The latest Kia Sportage carries a stylish form, a high-quality interior, and roomy seating – hallmarks of a great first car.
Plus, new drivers will delight at the SUV’s massive cargo capacity of nearly 40 cubic feet with the rear seatbacks up or over 74 cubic feet when folded.
First-car shoppers considering a new Kia Sportage will also get to choose from a range of gas-only, hybrid, or plug-in hybrid powertrains.
#7 Honda Civic Hatchback
While the regular Civic sedan makes an excellent first car, the hatchback version offers broader utility with increased cargo-carrying ability.
The hatchback inherits the famous nameplate’s sharp handling, excellent fuel economy, and rock-solid reliability.
Beginner drivers will appreciate the car’s stability around corners and smooth power delivery as the Honda Civic is an easy car to drive with a confidence-inspiring grip.
With the rear seats in place, the Civic hatchback offers nearly 25 cubic feet of storage, approximately 10 cubic feet more than the Civic sedan – both costs about the same.

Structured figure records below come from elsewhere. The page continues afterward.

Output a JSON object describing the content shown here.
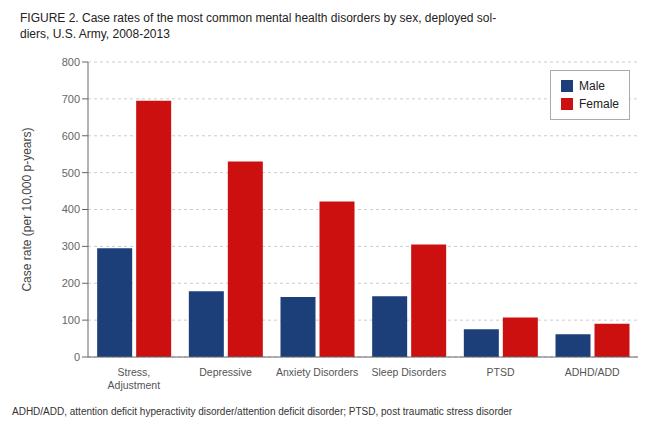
{
  "chart_data": {
    "type": "bar",
    "title": "FIGURE 2. Case rates of the most common mental health disorders by sex, deployed sol-\ndiers, U.S. Army, 2008-2013",
    "annotations": [
      "ADHD/ADD, attention deficit hyperactivity disorder/attention deficit disorder; PTSD, post traumatic stress disorder"
    ],
    "categories": [
      "Stress,\nAdjustment",
      "Depressive",
      "Anxiety Disorders",
      "Sleep Disorders",
      "PTSD",
      "ADHD/ADD"
    ],
    "series": [
      {
        "name": "Male",
        "color": "#1C3F7A",
        "values": [
          295,
          178,
          163,
          165,
          75,
          62
        ]
      },
      {
        "name": "Female",
        "color": "#CC1010",
        "values": [
          695,
          530,
          422,
          305,
          107,
          90
        ]
      }
    ],
    "ylabel": "Case rate (per 10,000 p-years)",
    "ylim": [
      0,
      800
    ],
    "yticks": [
      0,
      100,
      200,
      300,
      400,
      500,
      600,
      700,
      800
    ],
    "grid": true,
    "legend": "upper right"
  }
}
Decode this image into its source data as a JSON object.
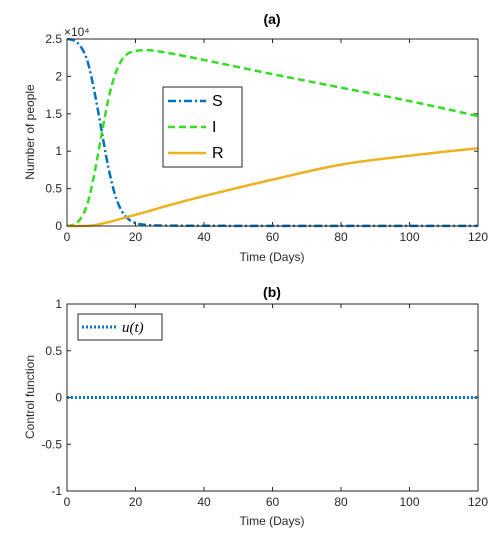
{
  "chart_data": [
    {
      "type": "line",
      "title": "(a)",
      "xlabel": "Time (Days)",
      "ylabel": "Number of people",
      "exponent_label": "×10⁴",
      "xlim": [
        0,
        120
      ],
      "ylim": [
        0,
        2.5
      ],
      "xticks": [
        "0",
        "20",
        "40",
        "60",
        "80",
        "100",
        "120"
      ],
      "yticks": [
        "0",
        "0.5",
        "1",
        "1.5",
        "2",
        "2.5"
      ],
      "legend_position": "center-left",
      "grid": false,
      "series": [
        {
          "name": "S",
          "color": "#0072BD",
          "style": "dash-dot",
          "x": [
            0,
            2,
            4,
            6,
            8,
            10,
            12,
            14,
            16,
            18,
            20,
            22,
            24,
            26,
            30,
            40,
            60,
            80,
            100,
            120
          ],
          "y": [
            2.5,
            2.48,
            2.4,
            2.2,
            1.8,
            1.3,
            0.8,
            0.42,
            0.2,
            0.09,
            0.04,
            0.02,
            0.012,
            0.008,
            0.005,
            0.003,
            0.002,
            0.002,
            0.002,
            0.002
          ]
        },
        {
          "name": "I",
          "color": "#33DD22",
          "style": "dashed",
          "x": [
            0,
            2,
            4,
            6,
            8,
            10,
            12,
            14,
            16,
            18,
            20,
            22,
            24,
            26,
            30,
            40,
            60,
            80,
            100,
            120
          ],
          "y": [
            0.0,
            0.02,
            0.1,
            0.3,
            0.7,
            1.2,
            1.68,
            2.02,
            2.22,
            2.31,
            2.34,
            2.35,
            2.35,
            2.34,
            2.31,
            2.22,
            2.03,
            1.85,
            1.67,
            1.47
          ]
        },
        {
          "name": "R",
          "color": "#EDB120",
          "style": "solid",
          "x": [
            0,
            4,
            8,
            12,
            16,
            20,
            24,
            30,
            40,
            60,
            80,
            100,
            120
          ],
          "y": [
            0.0,
            0.0,
            0.01,
            0.05,
            0.1,
            0.15,
            0.2,
            0.28,
            0.4,
            0.62,
            0.82,
            0.94,
            1.04
          ]
        }
      ]
    },
    {
      "type": "line",
      "title": "(b)",
      "xlabel": "Time (Days)",
      "ylabel": "Control function",
      "xlim": [
        0,
        120
      ],
      "ylim": [
        -1,
        1
      ],
      "xticks": [
        "0",
        "20",
        "40",
        "60",
        "80",
        "100",
        "120"
      ],
      "yticks": [
        "-1",
        "-0.5",
        "0",
        "0.5",
        "1"
      ],
      "legend_position": "top-left",
      "grid": false,
      "series": [
        {
          "name": "u(t)",
          "color": "#0072BD",
          "style": "dotted",
          "x": [
            0,
            120
          ],
          "y": [
            0,
            0
          ]
        }
      ]
    }
  ]
}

Still, either Civic body type is an excellent fun first car.
Young drivers after an affordable yet versatile option should check the best hatchbacks as a first car list.
#8 Toyota Corolla
The long-running Toyota Corolla is arguably the best sedan first car any teen could buy.
It’s easy to drive, thrifty on fuel, rides comfortably, and has a reliability record that’s second to none, with double-digit generations of production to support the claim.
Besides, the Corolla’s relatively compact dimensions, good forward visibility, and easy-to-use interior layout make it a beginner-friendly vehicle.
The regular Corolla sedan is so successful it now has a hatchback, a hybrid, and an SUV in the form of the Corolla Cross, so first-time car buyers are spoiled for choice.
#9 Hyundai Sonata
A Honda Accord or Toyota Camry may spring to mind when singling out the ideal model in the midsize sedan class.
Still, teenagers and new drivers will be hard-pressed to find a greater bang-for-the-buck purchase than the excellent value-for-money Hyundai Sonata – it’s one of the cheapest midsize sedans.
For taller or larger teens needing slightly more space to stretch than a compact option, Sonata’s appreciably roomy interior matching larger vehicles will appeal.
Besides, its large trunk opening and sizable cargo area mean a college student will have plenty of space for moving items or the occasional road trip.
Like most models from this Korean carmaker, the Sonata is feature-rich and comes with generous warranty coverage.
#10 Chevrolet Bolt EV
As the industry transition into alternative energy sources to power everyday vehicles, it is as good a time for new drivers to consider an electric first car, not least because it eliminates trips to the gas station.
While most new EVs surpass the $30k price tag, the Chevy Bolt is one of the few that sells for less, its $26k starting price rivaling many gasoline-only and hybrid first-car options in this post.
The Bolt EV is decidedly big on value, offering a roomy cabin, many standard tech and convenience features, and over 250 miles of electric range, which is above average for its class and price.
Although a compact EV, the Bolt’s doors open wide, and once inside, the generous head and legroom mean taller drivers will not struggle to get comfortable.
It accelerates as rapidly as the steering is responsive, giving it a nimbleness that’s handy around town.